En bonne voie : 26€ par an et par habitant seront investis en faveur du vélo. Lors du précédent mandat, les investissements en faveur du vélo étaient de 19€ par an et par habitant.

En bonne voie : Un Vélopolitain ainsi qu’un Réseau express régional vélo (RER V) seront réalisés. Un “fil vert” sera aussi créé, il consistera en un réseau de voies végétalisées réservées aux piétons et aux vélos afin de relier Paris aux communes limitrophes.

En bonne voie : L’ensemble des leviers d’un système vélo performant ont été pris en compte dans le programme. Une offre de stationnement résidentiel sécurisé sera éployée via l’installation de Véloboîtes, des espaces de stationnement sécurisés seront aussi installés dans 15 gares parisiennes (7 grandes gares, 8 nœuds d’intermodalité dont des gares RER comme Nation et porte Dauphine). Une offre de location vélo moyenne et longue durée sera mise en place et inclura des vélos-cargo, tandem, vélos enfants, personnes à mobilités réduites, personnes âgées. Les ateliers d’auto réparation seront multipliés et la Maison du vélo sera soutenue et installée dans l’ancienne Mairie du 4e arrondissement. Enfin, la nouvelle municipalité s’est aussi engagée à renforcer les équipes dédiées à la création de pistes cyclables, à créer une Mission Vélo au sein de la Ville de Paris et à mettre en œuvre le forfait mobilités durables pour tous les fonctionnaires de la Ville de Paris.

Dynamique transports en commun

Nos demandes :

Mettre en place une tarification solidaire basée sur les ressources pour tous les services de transport. 

Améliorer qualitativement les fréquences, les amplitudes horaires des transports en commun et poursuivre le développement de transports urbains en site propre.

Encore timide : Pas d’engagement sur la mise en place d’une tarification solidaire basée sur les ressources. En revanche, l’engagement de rendre gratuits les transports en commun pour les jeunes parisiens de moins de 18 ans a déjà été adopté en Conseil de Paris.

En bonne voie : L’offre de transports en commun sera développée et améliorée en augmentant qualitativement les fréquences et les amplitudes horaires. Un réseau de ligne de métro fonctionnant toute la nuit au moins un samedi par mois sera par exemple mis en place. De nouvelles lignes de bus à haut niveau de service seront aussi développées.

Mobilité et santé des enfants

Notre demande :

Mettre en place à proximité de toutes les écoles et des crèches des rues scolaires fermées à la circulation aux horaires d’entrée et de sortie d’école, et de manière permanente autant que possible.

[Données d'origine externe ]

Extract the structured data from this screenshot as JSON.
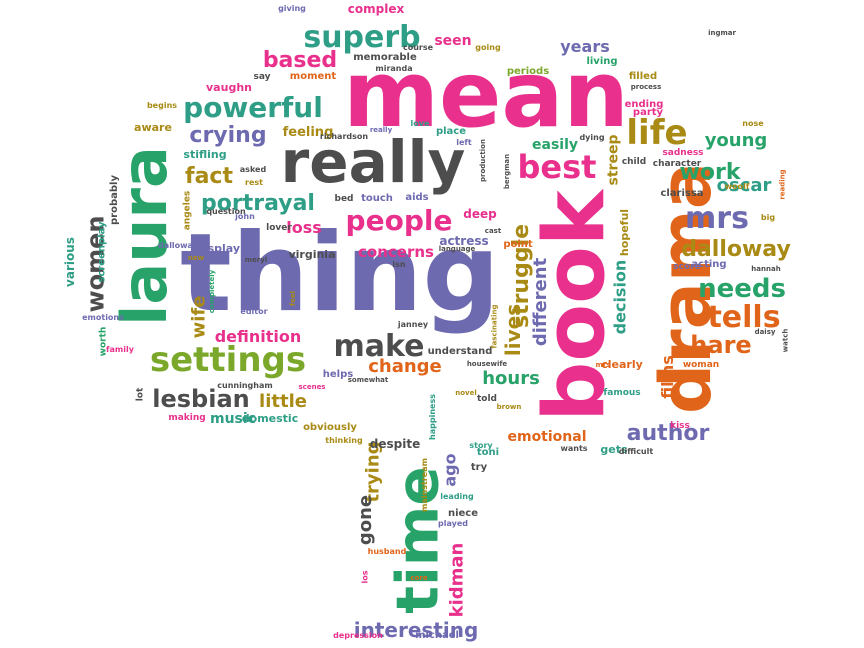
{
  "palette": {
    "pink": "#e8308c",
    "purple": "#6e6ab0",
    "green": "#27a369",
    "orange": "#e0651a",
    "gray": "#4d4d4d",
    "olive": "#a88a14",
    "lime": "#7ba82a",
    "teal": "#2e9e86"
  },
  "words": [
    {
      "text": "mean",
      "color": "pink",
      "size": 92
    },
    {
      "text": "thing",
      "color": "purple",
      "size": 108
    },
    {
      "text": "book",
      "color": "pink",
      "size": 84
    },
    {
      "text": "really",
      "color": "gray",
      "size": 58
    },
    {
      "text": "laura",
      "color": "green",
      "size": 62
    },
    {
      "text": "drama",
      "color": "orange",
      "size": 70
    },
    {
      "text": "time",
      "color": "green",
      "size": 58
    },
    {
      "text": "settings",
      "color": "lime",
      "size": 34
    },
    {
      "text": "powerful",
      "color": "teal",
      "size": 28
    },
    {
      "text": "superb",
      "color": "teal",
      "size": 30
    },
    {
      "text": "life",
      "color": "olive",
      "size": 34
    },
    {
      "text": "best",
      "color": "pink",
      "size": 32
    },
    {
      "text": "people",
      "color": "pink",
      "size": 28
    },
    {
      "text": "make",
      "color": "gray",
      "size": 30
    },
    {
      "text": "tells",
      "color": "orange",
      "size": 30
    },
    {
      "text": "needs",
      "color": "green",
      "size": 26
    },
    {
      "text": "dalloway",
      "color": "olive",
      "size": 22
    },
    {
      "text": "mrs",
      "color": "purple",
      "size": 30
    },
    {
      "text": "struggle",
      "color": "olive",
      "size": 22
    },
    {
      "text": "portrayal",
      "color": "teal",
      "size": 22
    },
    {
      "text": "women",
      "color": "gray",
      "size": 24
    },
    {
      "text": "lesbian",
      "color": "gray",
      "size": 24
    },
    {
      "text": "crying",
      "color": "purple",
      "size": 22
    },
    {
      "text": "hare",
      "color": "orange",
      "size": 24
    },
    {
      "text": "author",
      "color": "purple",
      "size": 22
    },
    {
      "text": "interesting",
      "color": "purple",
      "size": 20
    },
    {
      "text": "fact",
      "color": "olive",
      "size": 22
    },
    {
      "text": "based",
      "color": "pink",
      "size": 22
    },
    {
      "text": "work",
      "color": "green",
      "size": 22
    },
    {
      "text": "young",
      "color": "green",
      "size": 18
    },
    {
      "text": "oscar",
      "color": "teal",
      "size": 18
    },
    {
      "text": "hours",
      "color": "green",
      "size": 18
    },
    {
      "text": "change",
      "color": "orange",
      "size": 18
    },
    {
      "text": "lives",
      "color": "olive",
      "size": 20
    },
    {
      "text": "different",
      "color": "purple",
      "size": 18
    },
    {
      "text": "decision",
      "color": "teal",
      "size": 16
    },
    {
      "text": "films",
      "color": "orange",
      "size": 16
    },
    {
      "text": "kidman",
      "color": "pink",
      "size": 18
    },
    {
      "text": "trying",
      "color": "olive",
      "size": 18
    },
    {
      "text": "gone",
      "color": "gray",
      "size": 18
    },
    {
      "text": "ago",
      "color": "purple",
      "size": 16
    },
    {
      "text": "definition",
      "color": "pink",
      "size": 16
    },
    {
      "text": "little",
      "color": "olive",
      "size": 18
    },
    {
      "text": "music",
      "color": "teal",
      "size": 14
    },
    {
      "text": "concerns",
      "color": "pink",
      "size": 15
    },
    {
      "text": "loss",
      "color": "pink",
      "size": 16
    },
    {
      "text": "years",
      "color": "purple",
      "size": 16
    },
    {
      "text": "easily",
      "color": "green",
      "size": 14
    },
    {
      "text": "streep",
      "color": "olive",
      "size": 14
    },
    {
      "text": "emotional",
      "color": "orange",
      "size": 14
    },
    {
      "text": "wife",
      "color": "olive",
      "size": 18
    },
    {
      "text": "complex",
      "color": "pink",
      "size": 12
    },
    {
      "text": "seen",
      "color": "pink",
      "size": 14
    },
    {
      "text": "virginia",
      "color": "gray",
      "size": 11
    },
    {
      "text": "actress",
      "color": "purple",
      "size": 12
    },
    {
      "text": "deep",
      "color": "pink",
      "size": 12
    },
    {
      "text": "hopeful",
      "color": "olive",
      "size": 11
    },
    {
      "text": "display",
      "color": "purple",
      "size": 11
    },
    {
      "text": "understand",
      "color": "gray",
      "size": 10
    },
    {
      "text": "helps",
      "color": "purple",
      "size": 10
    },
    {
      "text": "despite",
      "color": "gray",
      "size": 12
    },
    {
      "text": "obviously",
      "color": "olive",
      "size": 10
    },
    {
      "text": "domestic",
      "color": "teal",
      "size": 11
    },
    {
      "text": "various",
      "color": "teal",
      "size": 12
    },
    {
      "text": "screenplay",
      "color": "teal",
      "size": 10
    },
    {
      "text": "probably",
      "color": "gray",
      "size": 10
    },
    {
      "text": "feeling",
      "color": "olive",
      "size": 13
    },
    {
      "text": "stifling",
      "color": "teal",
      "size": 11
    },
    {
      "text": "aware",
      "color": "olive",
      "size": 11
    },
    {
      "text": "vaughn",
      "color": "pink",
      "size": 11
    },
    {
      "text": "moment",
      "color": "orange",
      "size": 10
    },
    {
      "text": "memorable",
      "color": "gray",
      "size": 10
    },
    {
      "text": "periods",
      "color": "lime",
      "size": 10
    },
    {
      "text": "living",
      "color": "green",
      "size": 10
    },
    {
      "text": "filled",
      "color": "olive",
      "size": 10
    },
    {
      "text": "ending",
      "color": "pink",
      "size": 10
    },
    {
      "text": "party",
      "color": "pink",
      "size": 10
    },
    {
      "text": "sadness",
      "color": "pink",
      "size": 9
    },
    {
      "text": "clarissa",
      "color": "gray",
      "size": 10
    },
    {
      "text": "acting",
      "color": "purple",
      "size": 10
    },
    {
      "text": "score",
      "color": "purple",
      "size": 9
    },
    {
      "text": "clearly",
      "color": "orange",
      "size": 11
    },
    {
      "text": "famous",
      "color": "teal",
      "size": 9
    },
    {
      "text": "gets",
      "color": "teal",
      "size": 11
    },
    {
      "text": "kiss",
      "color": "pink",
      "size": 9
    },
    {
      "text": "woman",
      "color": "orange",
      "size": 9
    },
    {
      "text": "toni",
      "color": "teal",
      "size": 10
    },
    {
      "text": "told",
      "color": "gray",
      "size": 9
    },
    {
      "text": "try",
      "color": "gray",
      "size": 10
    },
    {
      "text": "niece",
      "color": "gray",
      "size": 10
    },
    {
      "text": "leading",
      "color": "teal",
      "size": 8
    },
    {
      "text": "played",
      "color": "purple",
      "size": 8
    },
    {
      "text": "husband",
      "color": "orange",
      "size": 8
    },
    {
      "text": "mainstream",
      "color": "olive",
      "size": 8
    },
    {
      "text": "michael",
      "color": "purple",
      "size": 10
    },
    {
      "text": "depression",
      "color": "pink",
      "size": 8
    },
    {
      "text": "cunningham",
      "color": "gray",
      "size": 8
    },
    {
      "text": "making",
      "color": "pink",
      "size": 9
    },
    {
      "text": "worth",
      "color": "green",
      "size": 9
    },
    {
      "text": "emotions",
      "color": "purple",
      "size": 8
    },
    {
      "text": "family",
      "color": "pink",
      "size": 8
    },
    {
      "text": "lot",
      "color": "gray",
      "size": 9
    },
    {
      "text": "angeles",
      "color": "olive",
      "size": 9
    },
    {
      "text": "question",
      "color": "gray",
      "size": 8
    },
    {
      "text": "john",
      "color": "purple",
      "size": 8
    },
    {
      "text": "lover",
      "color": "gray",
      "size": 9
    },
    {
      "text": "bed",
      "color": "gray",
      "size": 9
    },
    {
      "text": "touch",
      "color": "purple",
      "size": 10
    },
    {
      "text": "aids",
      "color": "purple",
      "size": 10
    },
    {
      "text": "place",
      "color": "teal",
      "size": 10
    },
    {
      "text": "left",
      "color": "purple",
      "size": 8
    },
    {
      "text": "richardson",
      "color": "gray",
      "size": 8
    },
    {
      "text": "asked",
      "color": "gray",
      "size": 8
    },
    {
      "text": "rest",
      "color": "olive",
      "size": 8
    },
    {
      "text": "say",
      "color": "gray",
      "size": 9
    },
    {
      "text": "giving",
      "color": "purple",
      "size": 8
    },
    {
      "text": "going",
      "color": "olive",
      "size": 8
    },
    {
      "text": "course",
      "color": "gray",
      "size": 8
    },
    {
      "text": "miranda",
      "color": "gray",
      "size": 8
    },
    {
      "text": "begins",
      "color": "olive",
      "size": 8
    },
    {
      "text": "love",
      "color": "teal",
      "size": 8
    },
    {
      "text": "really",
      "color": "purple",
      "size": 7
    },
    {
      "text": "dying",
      "color": "gray",
      "size": 8
    },
    {
      "text": "child",
      "color": "gray",
      "size": 9
    },
    {
      "text": "character",
      "color": "gray",
      "size": 9
    },
    {
      "text": "woolf",
      "color": "olive",
      "size": 8
    },
    {
      "text": "big",
      "color": "olive",
      "size": 8
    },
    {
      "text": "nose",
      "color": "olive",
      "size": 8
    },
    {
      "text": "ingmar",
      "color": "gray",
      "size": 7
    },
    {
      "text": "process",
      "color": "gray",
      "size": 7
    },
    {
      "text": "reading",
      "color": "orange",
      "size": 7
    },
    {
      "text": "dalloway",
      "color": "purple",
      "size": 8
    },
    {
      "text": "new",
      "color": "olive",
      "size": 7
    },
    {
      "text": "completely",
      "color": "green",
      "size": 7
    },
    {
      "text": "editor",
      "color": "purple",
      "size": 8
    },
    {
      "text": "meryl",
      "color": "gray",
      "size": 7
    },
    {
      "text": "feel",
      "color": "olive",
      "size": 7
    },
    {
      "text": "janney",
      "color": "gray",
      "size": 8
    },
    {
      "text": "scenes",
      "color": "pink",
      "size": 7
    },
    {
      "text": "somewhat",
      "color": "gray",
      "size": 7
    },
    {
      "text": "housewife",
      "color": "gray",
      "size": 7
    },
    {
      "text": "novel",
      "color": "olive",
      "size": 7
    },
    {
      "text": "brown",
      "color": "olive",
      "size": 7
    },
    {
      "text": "happiness",
      "color": "teal",
      "size": 8
    },
    {
      "text": "thinking",
      "color": "olive",
      "size": 8
    },
    {
      "text": "story",
      "color": "teal",
      "size": 8
    },
    {
      "text": "wants",
      "color": "gray",
      "size": 8
    },
    {
      "text": "difficult",
      "color": "gray",
      "size": 8
    },
    {
      "text": "language",
      "color": "gray",
      "size": 7
    },
    {
      "text": "isn",
      "color": "gray",
      "size": 8
    },
    {
      "text": "cast",
      "color": "gray",
      "size": 7
    },
    {
      "text": "bergman",
      "color": "gray",
      "size": 7
    },
    {
      "text": "production",
      "color": "gray",
      "size": 7
    },
    {
      "text": "fascinating",
      "color": "olive",
      "size": 7
    },
    {
      "text": "point",
      "color": "orange",
      "size": 10
    },
    {
      "text": "los",
      "color": "pink",
      "size": 8
    },
    {
      "text": "core",
      "color": "orange",
      "size": 7
    },
    {
      "text": "daisy",
      "color": "gray",
      "size": 7
    },
    {
      "text": "watch",
      "color": "gray",
      "size": 7
    },
    {
      "text": "hannah",
      "color": "gray",
      "size": 7
    },
    {
      "text": "mrs",
      "color": "orange",
      "size": 7
    }
  ]
}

En bonne voie : La piétonnisation et la végétalisation des abords de 300 écoles parisiennes sont annoncées. Il n’y a toutefois pas de précisions sur le caractère permanent ou bien temporaire (uniquement aux heures d’entrée et de sortie d’école) de ces piétonnisations. À partir du 1er septembre 2020, 57 nouvelles rues aux écoles ont été mises en place par la Ville, portant ainsi le total à 122 dans Paris. 29 de ces nouvelles rues sont fermées à la circulation et 28 sont transformées en « zone apaisée ». Il sera toutefois crucial que les écoles les plus exposées à la pollution de l’air bénéficient prioritairement de cette mesure.

Aménagements et mesures Covid19

Notre demande :

Pérenniser les mesures et aménagements provisoires mis en place dans le contexte de la crise du Covid-19. 

En bonne voie : L’ensemble des aménagements provisoires sera pérennisé : la fermeture à la circulation de la rue de Rivoli, les pistes cyclables provisoires ainsi que les extensions de terrasses des bars et des restaurants.